Mais le risque existe, aujourd’hui, pour l’archéologie de vouloir imposer au texte biblique des synthèses historiques qui dépassent ses propres compétences. Jacques Briend en a fait une démonstration convaincante à partir de Josué 2-12. Partant des fouilles archéologiques de K. Kenyon, il a confirmé que les villes de Jéricho et d’Aï n’étaient pas occupées au moment de l’arrivée présumée des Hébreux entre le XIIIe et XIe s. av. J.-C. Par une analyse littéraire, il a montré que certaines difficultés logiques du récit portent la trace de relectures plus tardives. Il en conclut que le serment de traiter avec faveur le clan de Rahab (Jos 2, 12-13) ainsi que les Gabaonites (Jos 9, 17-19), sont les indices d’une relecture visant à justifier, dans un moment où elle était contestée, la présence, au milieu d’Israël, de deux clans non israélites. L’historicité de ces chapitres n’est pas événementielle, mais elle renvoie à des réalités sociologiques postérieures.

 

Histoire et fiction.

L’intervention de J. Briend soulignait que la partie fictionnelle du récit comporte une dimension historique.

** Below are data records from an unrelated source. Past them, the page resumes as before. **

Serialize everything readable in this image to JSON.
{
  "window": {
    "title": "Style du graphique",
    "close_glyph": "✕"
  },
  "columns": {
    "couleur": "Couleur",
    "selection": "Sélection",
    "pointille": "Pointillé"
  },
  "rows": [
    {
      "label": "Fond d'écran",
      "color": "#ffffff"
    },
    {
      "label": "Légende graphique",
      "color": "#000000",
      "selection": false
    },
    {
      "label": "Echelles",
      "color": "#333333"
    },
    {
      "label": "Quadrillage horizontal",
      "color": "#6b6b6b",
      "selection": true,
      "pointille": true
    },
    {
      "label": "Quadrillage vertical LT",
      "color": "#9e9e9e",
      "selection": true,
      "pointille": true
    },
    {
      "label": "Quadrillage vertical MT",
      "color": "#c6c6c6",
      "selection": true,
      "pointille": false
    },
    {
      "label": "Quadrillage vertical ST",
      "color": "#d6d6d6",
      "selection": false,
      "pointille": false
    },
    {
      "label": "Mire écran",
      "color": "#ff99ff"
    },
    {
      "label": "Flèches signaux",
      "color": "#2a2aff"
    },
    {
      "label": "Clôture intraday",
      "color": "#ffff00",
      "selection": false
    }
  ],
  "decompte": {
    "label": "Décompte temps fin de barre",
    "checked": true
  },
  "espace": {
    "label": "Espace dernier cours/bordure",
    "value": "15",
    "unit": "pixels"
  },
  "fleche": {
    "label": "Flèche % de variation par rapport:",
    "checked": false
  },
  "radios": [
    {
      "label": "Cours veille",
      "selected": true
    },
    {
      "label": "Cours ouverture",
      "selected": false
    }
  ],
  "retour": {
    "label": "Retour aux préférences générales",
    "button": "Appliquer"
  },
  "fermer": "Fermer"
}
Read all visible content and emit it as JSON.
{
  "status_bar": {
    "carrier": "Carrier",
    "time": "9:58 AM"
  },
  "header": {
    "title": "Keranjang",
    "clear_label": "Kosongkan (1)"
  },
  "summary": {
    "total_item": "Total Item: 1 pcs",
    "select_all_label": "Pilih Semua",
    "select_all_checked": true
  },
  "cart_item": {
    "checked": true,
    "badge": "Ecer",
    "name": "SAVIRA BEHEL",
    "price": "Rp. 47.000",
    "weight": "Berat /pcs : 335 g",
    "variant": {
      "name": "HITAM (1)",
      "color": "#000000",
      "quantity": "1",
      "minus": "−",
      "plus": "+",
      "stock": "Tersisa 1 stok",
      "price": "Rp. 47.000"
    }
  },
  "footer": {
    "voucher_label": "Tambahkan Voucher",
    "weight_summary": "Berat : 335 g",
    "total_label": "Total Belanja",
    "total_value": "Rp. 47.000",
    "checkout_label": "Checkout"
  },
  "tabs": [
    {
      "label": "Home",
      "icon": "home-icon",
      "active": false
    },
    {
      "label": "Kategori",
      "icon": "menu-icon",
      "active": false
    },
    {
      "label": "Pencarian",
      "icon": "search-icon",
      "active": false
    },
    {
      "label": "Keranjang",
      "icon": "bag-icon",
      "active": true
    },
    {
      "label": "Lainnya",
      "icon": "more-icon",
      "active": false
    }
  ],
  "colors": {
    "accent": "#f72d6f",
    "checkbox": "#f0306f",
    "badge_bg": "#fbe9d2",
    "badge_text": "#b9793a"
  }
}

Deux interventions ont développé cet aspect. Thomas Römer a bien montré le caractère non historique de la figure patriarcale de Joseph. L’historicité de ce récit est à chercher dans l’histoire de la communauté juive d’Alexandrie, présentant ce personnage comme un archétype de la diaspora. Le récit confirme la possibilité pour un Juif de s’intégrer dans la société égyptienne, d’y trouver sa place et même d’y occuper des fonctions importantes. Jean-Daniel Macchi a fait une démonstration identique à partir du livre d’Esther. Il a souligné les parallélisme troublants entre le livre biblique et la littérature grecque influencée par la Perse : « les similitudes sont telles que le livre d’Esther peut être considéré comme un représentant juif du genre littéraire grec du récit historiographique sur la Perse, le ‘persica' ». Ce récit romanesque nous informerait sur les relations entre Juifs et grecs à Alexandrie au commencement du IIIe s. av. J.-C. Les deux communautés cohabitent au point que certains Juifs accèdent à des responsabilités importantes ; en même temps, une partie de l’intelligentsia grecque juge négativement le particularisme juif. Ainsi la fiction sert-elle de véhicule pour transmettre un enseignement et pour décrire une situation historique donnée.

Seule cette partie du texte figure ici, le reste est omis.